Les magistrats sont en grève.

© Tim Douet
Les magistrats sont en grève.

Les magistrats n’ont pas pour habitude de se mettre en grève, encore moins de manifester dans la rue. “On veut montrer au citoyen que ce qui se passe est grave. On joue un rôle de lanceur d’alerte”, explique Michel Ponsard, représentant l’Union Syndical des Magistrats. “Avec cette réforme, on va mettre en place des barèmes financiers d’accès à la justice“, explique-t-il. Pour cet expert du droit, “le juge, qui est normalement le pivot de la justice, sera mis en retrait puisque des contentieux seront délégués à des organismes privés. C’est la rupture d’un équilibre qui a mis des siècles à se faire” explique-t-il. Les professionnels de la justice se montraient jusque-là optimistes. Ils estiment que “réformer la justice est indispensable. Mais là, on ne se bat même plus pour faire une bonne justice. On essaie de sauver une justice correcte.” explique la magistrate Véronique Drahi. “On est 8 pour faire le travail de 10 personnes. Les délais s’allongent.
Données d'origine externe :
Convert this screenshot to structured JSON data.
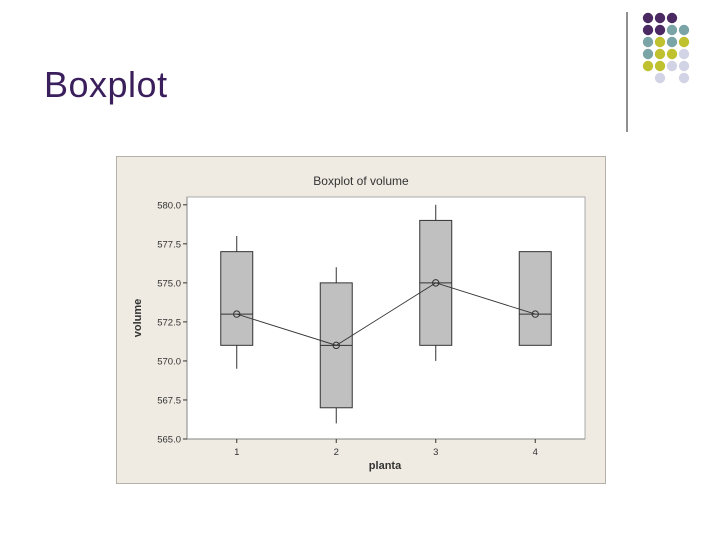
{
  "slide": {
    "title": "Boxplot"
  },
  "decoration": {
    "colors": [
      "#4b2a63",
      "#7aa4a6",
      "#bfc12f",
      "#d3d3e6"
    ],
    "grid": [
      [
        "#4b2a63",
        "#4b2a63",
        "#4b2a63",
        null
      ],
      [
        "#4b2a63",
        "#4b2a63",
        "#7aa4a6",
        "#7aa4a6"
      ],
      [
        "#7aa4a6",
        "#bfc12f",
        "#7aa4a6",
        "#bfc12f"
      ],
      [
        "#7aa4a6",
        "#bfc12f",
        "#bfc12f",
        "#d3d3e6"
      ],
      [
        "#bfc12f",
        "#bfc12f",
        "#d3d3e6",
        "#d3d3e6"
      ],
      [
        null,
        "#d3d3e6",
        null,
        "#d3d3e6"
      ]
    ]
  },
  "chart_data": {
    "type": "boxplot",
    "title": "Boxplot of volume",
    "xlabel": "planta",
    "ylabel": "volume",
    "categories": [
      "1",
      "2",
      "3",
      "4"
    ],
    "yticks": [
      "565.0",
      "567.5",
      "570.0",
      "572.5",
      "575.0",
      "577.5",
      "580.0"
    ],
    "ylim": [
      565,
      580.5
    ],
    "boxes": [
      {
        "category": "1",
        "min": 569.5,
        "q1": 571,
        "median": 573,
        "q3": 577,
        "max": 578,
        "mean": 573
      },
      {
        "category": "2",
        "min": 566,
        "q1": 567,
        "median": 571,
        "q3": 575,
        "max": 576,
        "mean": 571
      },
      {
        "category": "3",
        "min": 570,
        "q1": 571,
        "median": 575,
        "q3": 579,
        "max": 580,
        "mean": 575
      },
      {
        "category": "4",
        "min": 571,
        "q1": 571,
        "median": 573,
        "q3": 577,
        "max": 577,
        "mean": 573
      }
    ],
    "grid": false,
    "box_color": "#c0c0c0",
    "plot_background": "#ffffff",
    "frame_background": "#efebe2"
  }
}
Et avec cette réforme, à n’importe quelle moment, il va être possible de nous envoyer dans n’importe quel autre tribunal du département“, ajoute-t-elle.

Les grévistes lyonnais seront du mouvement national de la justice du 11 avril prochain à Paris en espérant pouvoir peser sur la réforme en cours. C’est ce 11 avril que sera présenté en Conseil des Ministres le projet de loi de réforme de la justice.